DeKalb monitors student data, watching for sudden drops in grades and in extracurricular participation or for increases in absenteeism — signs of a crisis at home and of academic “drift.” Parents are warned when remediation is needed, and students can take online credit-recovery programs. There are “transition specialists” on staff in low-performing high schools to work with kids who need guidance.

“You have to be in touch with your data and you have to have a system for following up,” Green said.

Some districts have maximized their graduation rates and are struggling to keep them there. In Fannin County, 92.3 percent graduated in 2014 and the rate slid slightly to 92.1 last spring.

Tiffany Roath, a substitute teacher and frequent volunteer in the schools, saw increasing intervention with kids who were struggling. Roath, whose own daughter graduated with the class of 2015 and attends college now, said the district gave children access to online courses and nighttime classes if they fell behind. The district also stayed on top of kids who weren’t showing up, said Roath.

“They are crazy here about attendance,” she said. “You get people knocking on your door if you’ve missed two or three days of school. I think that’s a big part of it.”

Ernie Lee, a high school teacher in Savannah, attributed the gains to harder work by teachers who are feeling pressure to perform. He also credited the gradual recovery of the state education budget. Years of cuts have pushed up the number of students per classroom — and the workload on teachers. With more money going back to the budget, that pressure has relaxed somewhat, said Lee, who teaches history at Windsor Forest High School.

“I’m a good teacher, but it’s hard to teach 35 to 40 students in a classroom built for 30,” said Lee, Georgia’s teacher of the year. “If you’ve got teachers that aren’t stressed out, then, yeah, they’re going to do better at teaching.”

Still, one in five Georgia high school students who went to one of the state’s public colleges — nearly 10,000 students — required remedial courses upon arrival in 2013, according to figures provided by the Georgia Department of Education.
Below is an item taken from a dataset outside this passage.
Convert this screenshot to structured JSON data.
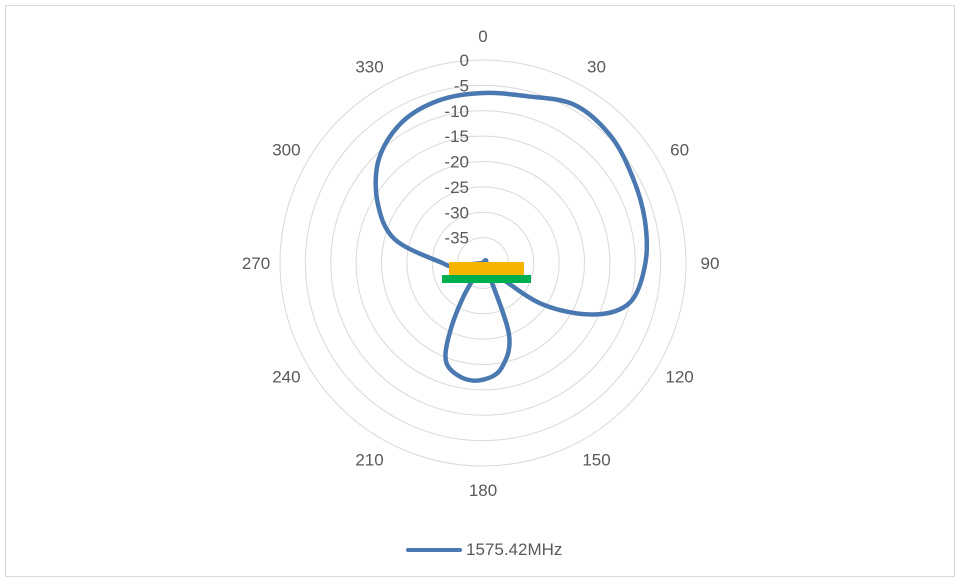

“We should be more transparent about remediation data in Georgia and across the country,” said Alissa Peltzman, vice president of the education group Achieve, in Washington, D.C. “In Georgia and beyond there is evidence that too many students are not prepared.”

Even so, the group, which advocates for higher academic standards, rates Georgia highly among the states. Last month, the U.S. Department of Education released the state-by-state graduation rates for 2014. Georgia ranked sixth from the bottom, and observers say the state's relatively rigorous graduation requirements are among the reasons.
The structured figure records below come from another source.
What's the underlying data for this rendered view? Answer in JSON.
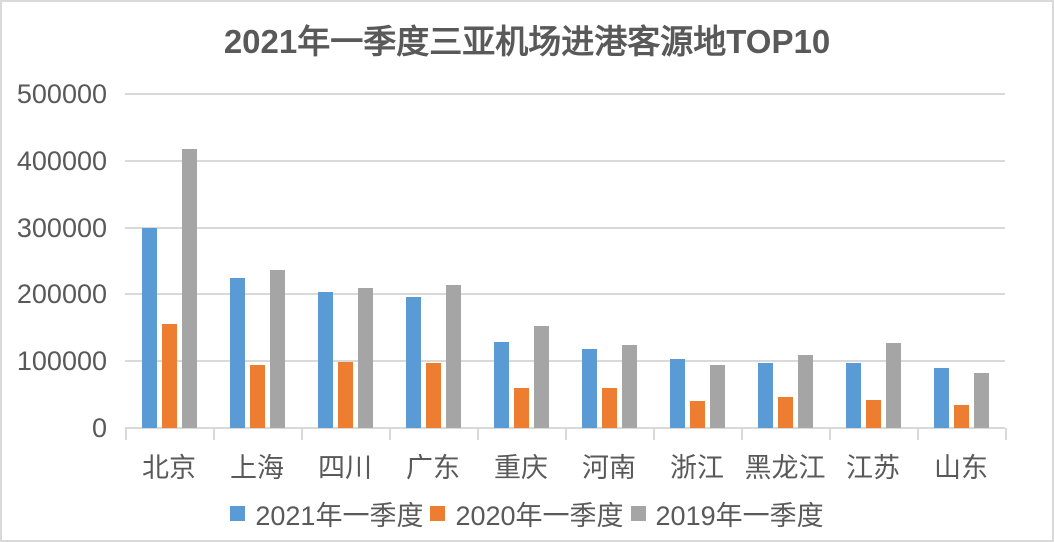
{
  "window": {
    "background_color": "#FFFFFF",
    "border_color": "#D9D9D9"
  },
  "chart_data": {
    "type": "bar",
    "title": "2021年一季度三亚机场进港客源地TOP10",
    "title_color": "#595959",
    "categories": [
      "北京",
      "上海",
      "四川",
      "广东",
      "重庆",
      "河南",
      "浙江",
      "黑龙江",
      "江苏",
      "山东"
    ],
    "series": [
      {
        "name": "2021年一季度",
        "color": "#5B9BD5",
        "values": [
          300000,
          225000,
          204000,
          196000,
          129000,
          118000,
          104000,
          98000,
          97000,
          90000
        ]
      },
      {
        "name": "2020年一季度",
        "color": "#ED7D31",
        "values": [
          155000,
          94000,
          99000,
          98000,
          60000,
          60000,
          41000,
          47000,
          42000,
          35000
        ]
      },
      {
        "name": "2019年一季度",
        "color": "#A5A5A5",
        "values": [
          417000,
          236000,
          209000,
          214000,
          152000,
          125000,
          94000,
          110000,
          128000,
          82000
        ]
      }
    ],
    "xlabel": "",
    "ylabel": "",
    "ylim": [
      0,
      500000
    ],
    "y_ticks": [
      0,
      100000,
      200000,
      300000,
      400000,
      500000
    ],
    "y_tick_labels": [
      "0",
      "100000",
      "200000",
      "300000",
      "400000",
      "500000"
    ],
    "grid": "horizontal",
    "gridline_color": "#D9D9D9",
    "axis_text_color": "#595959",
    "legend_position": "bottom"
  }
}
For instance, Iowa had the highest graduation rate in 2014, a full 18 percentage points above Georgia's, but Iowa students had to pass four units of English, and three each of math and science. Georgia students, by comparison, must pass four units of each — more than all surrounding Southern states. Also, unlike in most states, a Georgia diploma means the student met "college- and career-ready" expectations in those three core areas, according to Achieve. All but three other states and the District of Columbia lack such a mandate.

Peltzman attributed some of Georgia’s improving rates to work by the state’s university and technical college systems and state business leaders to align the K-12 curriculum with college and employer needs.

“That puts Georgia ahead of many other states,” Peltzman said.

Despite the improvement in the statewide rate, tens of thousands of Georgia students who should have earned a diploma failed to do so, reducing their prospects in the job market. There were 143,941 freshmen who enrolled in 2011 and more than 26,000 didn’t graduate within four years.

“A lot of studies show that kids who don’t graduate end up on the streets, and in our juvenile justice system, and end up in our prisons,” said Tony Lowden, who works on prison reform issues for Gov. Nathan Deal and is a board member on the State Charter Schools Commission. “Even though this increase sounds great, we’ve got to do more. … If these kids don’t get their high school diploma, there’s a chance that we’re going to be spending more on them in the prison system later.”